Her relatives know all too well the pain of cyberbullying.
"They tortured my daughter for six months nonstop,” Raul Vela said.
Earlier this week, Andres Villagomez and Karinthya Romero were charged in connection with the teen’s suicide. But the Vela family said the conversation doesn’t stop here.
“Just because two people are sitting in jail doesn't stop the bullying and the harassment," Vela said.
It's been a challenging year for the community, especially at Texas City High School, which is why organizers put together the anti-bullying rally held Saturday.

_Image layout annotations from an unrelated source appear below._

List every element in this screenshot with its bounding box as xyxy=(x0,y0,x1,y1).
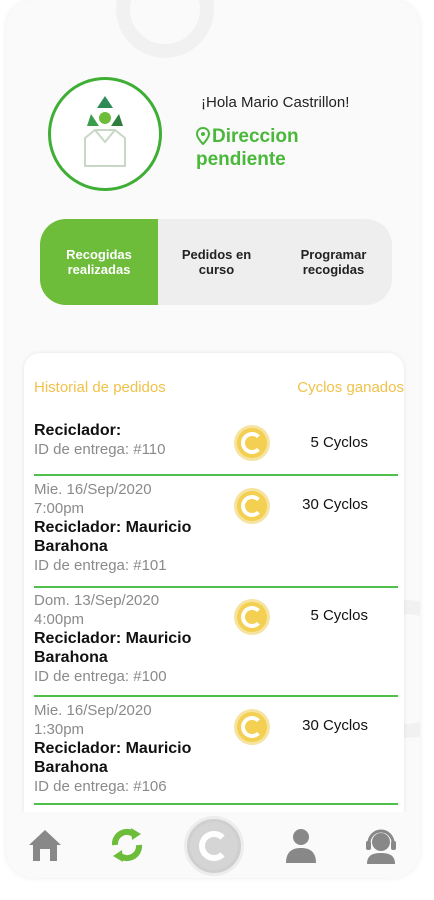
location-pin-icon xyxy=(196,127,210,145)
cyclos-coin-icon xyxy=(199,831,229,861)
order-delivery-id: ID de entrega: #106 xyxy=(34,778,167,795)
recycle-shirt-icon xyxy=(84,96,126,167)
order-cyclos: 30 Cyclos xyxy=(302,496,368,513)
home-icon xyxy=(29,830,61,861)
order-row[interactable]: Mie. 16/Sep/2020 1:30pm Reciclador: Maur… xyxy=(34,701,398,805)
tab-schedule-pickups[interactable]: Programar recogidas xyxy=(275,219,392,305)
order-delivery-id: ID de entrega: #100 xyxy=(34,668,167,685)
support-icon xyxy=(366,829,396,864)
order-recycler: Reciclador: xyxy=(34,422,122,439)
background-decoration xyxy=(116,0,214,58)
recycle-icon xyxy=(111,828,143,862)
order-cyclos: 5 Cyclos xyxy=(310,607,368,624)
avatar[interactable] xyxy=(48,77,162,191)
nav-profile[interactable] xyxy=(278,822,324,868)
tab-orders-in-progress[interactable]: Pedidos en curso xyxy=(158,219,275,305)
history-header: Historial de pedidos Cyclos ganados xyxy=(34,379,404,396)
bottom-nav xyxy=(6,812,420,878)
cyclos-earned-title: Cyclos ganados xyxy=(297,379,404,396)
order-delivery-id: ID de entrega: #101 xyxy=(34,557,167,574)
profile-icon xyxy=(286,829,316,863)
order-history-card: Historial de pedidos Cyclos ganados Reci… xyxy=(24,353,404,825)
history-title: Historial de pedidos xyxy=(34,379,166,396)
nav-cyclos[interactable] xyxy=(184,816,244,876)
nav-support[interactable] xyxy=(358,822,404,868)
cyclos-coin-icon xyxy=(234,599,270,635)
nav-recycle[interactable] xyxy=(104,822,150,868)
cyclos-coin-icon xyxy=(234,425,270,461)
app-screen: ¡Hola Mario Castrillon! Direccion pendie… xyxy=(6,0,420,878)
greeting-text: ¡Hola Mario Castrillon! xyxy=(201,94,350,111)
order-row[interactable]: Mie. 16/Sep/2020 7:00pm Reciclador: Maur… xyxy=(34,480,398,588)
address-status-link[interactable]: Direccion pendiente xyxy=(196,125,346,171)
order-recycler: Reciclador: Mauricio Barahona xyxy=(34,740,192,776)
order-recycler: Reciclador: Mauricio Barahona xyxy=(34,630,192,666)
order-row[interactable]: Dom. 13/Sep/2020 4:00pm Reciclador: Maur… xyxy=(34,591,398,697)
cyclos-coin-icon xyxy=(234,488,270,524)
tab-completed-pickups[interactable]: Recogidas realizadas xyxy=(40,219,158,305)
order-cyclos: 30 Cyclos xyxy=(302,717,368,734)
order-row[interactable]: Reciclador: ID de entrega: #110 5 Cyclos xyxy=(34,421,398,476)
cyclos-coin-icon xyxy=(234,709,270,745)
nav-home[interactable] xyxy=(22,822,68,868)
order-recycler: Reciclador: Mauricio Barahona xyxy=(34,519,192,555)
order-cyclos: 5 Cyclos xyxy=(310,434,368,451)
tab-bar: Recogidas realizadas Pedidos en curso Pr… xyxy=(40,219,392,305)
address-status-text: Direccion pendiente xyxy=(196,126,299,170)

The goal was to open up the dialogue, and they wanted kids to know there is a place to go if they need help.
"I want kids to feel comfortable knowing that they can talk to someone who is not a family member or someone who they know, who is trying to reach out," life coach Detrick Harper said.
Harper works with students to help overcome the pain of bullying.
"My life coach Detrick helped me not to kill myself at school," seventh-grader Regina Carter said.
Bailie Lundy, 15, died last month. Detectives are investigating the case as a suicide.
Her family isn’t sure if bullying played a role, but they joined the anti-bullying cause.
“She was loved,” Shandra Clay said. “(She was) always happy (and) always smiling. She was just loved.”
Clay wanted people to know there’s always hope.
“Talk to somebody,” Clay said. “(There’s) always a listening ear. (There’s) always someone there for you.”
Added parent Lola Hill, "I needed to let my daughter know that if she can't talk to me, there's other people that she can talk to.”